La corrélation entre le débit qu’il adopte et le thème du morceau qu’il expose est évidente. Par exemple, le track « Lonely », l’une des perles de cet album, voit DB adopter un flow bien moins spécial, plus classique, mais franchement agréable. Pareil sur « Torture ». Quand le BPM baisse, Danny pose la seringue, reprend son sérieux et débite avec force, mais agressivité. Un coup de feu sous un coussin. Lui aussi, étonnement, a besoin de ses quelques morceaux introspectifs : « All the shit that I’ve seen / Nigga, it’s torture / Look in my mind and see the horrors / All the shit that I’ve seen. »

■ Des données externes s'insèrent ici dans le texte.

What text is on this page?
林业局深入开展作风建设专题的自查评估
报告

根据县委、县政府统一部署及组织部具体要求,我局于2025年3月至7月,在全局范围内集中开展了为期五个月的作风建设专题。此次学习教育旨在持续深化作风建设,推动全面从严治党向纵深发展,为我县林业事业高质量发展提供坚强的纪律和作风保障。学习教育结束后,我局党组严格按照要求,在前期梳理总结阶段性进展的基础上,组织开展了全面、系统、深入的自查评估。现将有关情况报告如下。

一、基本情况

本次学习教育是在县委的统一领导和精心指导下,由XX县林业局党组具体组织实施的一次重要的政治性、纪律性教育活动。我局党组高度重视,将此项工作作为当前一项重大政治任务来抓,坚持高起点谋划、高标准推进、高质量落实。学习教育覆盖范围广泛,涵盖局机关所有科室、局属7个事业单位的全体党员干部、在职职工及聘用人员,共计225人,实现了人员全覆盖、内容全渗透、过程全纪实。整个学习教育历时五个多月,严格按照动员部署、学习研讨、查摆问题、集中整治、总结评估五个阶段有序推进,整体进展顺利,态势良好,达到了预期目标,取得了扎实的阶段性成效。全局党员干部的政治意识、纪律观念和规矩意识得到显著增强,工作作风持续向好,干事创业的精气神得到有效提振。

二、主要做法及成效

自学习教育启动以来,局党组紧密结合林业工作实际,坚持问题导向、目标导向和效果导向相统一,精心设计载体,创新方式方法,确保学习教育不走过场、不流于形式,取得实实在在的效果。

A contrario, sur le morceau « Dope Fiend Rental » en featuring avec ScHoolBoy Q, DB se lâche comme jamais. Tu m’étonnes, l’intru est une oeuvre d’art, une fast track rapide comme une course poursuite à Detroit. Lui, c’est le Danny Brown qui fait se lever les foules. Et qui se fait sucer quand sa teub se lève à son tour. Sur le coup, on est pris d’un doute : est-ce qu’on préfère le Danny Brown qui nous raconte que sa mère avait de l’arthrite à force de faire des tresses pour 25 dollars, dans le génial « 25 Bucks », ou est-ce qu’on préfère le Danny Brown explosif et taré de « Break It (Go) » ou « Handstand » ? Pas besoin de choisir.

A vrai dire, les deux Danny se complètent, et c’est peut-être là une des forces de cet album. On pourrait avoir l’impression d’une certaine dualité, mais non. Qu’il se confie sur son agression sur le très court et paradoxalement festif « Wonderbread » ou qu’il soit lyricalement sale comme une vidéo de Fellow sur  « Red 2 Go », DB reste toujours dans le même. Pas de prostitution pour un public. Danny Brown is too real for this shit, il a pas l’temps d’niaiser et de se laisse intimider : « Now all these rappers talkin’ bout that molly / Bet a million dollars these niggas ain’t dippin’. » Ou encore quand, lucide, il évoque sur le morceau « Clean Up » la nécessité de se racheter une conduite : « It’s time for me to clean it up /I came to far too fuck it up like » – là encore, Daniel Dewan reste vrai, en adéquation avec lui-même.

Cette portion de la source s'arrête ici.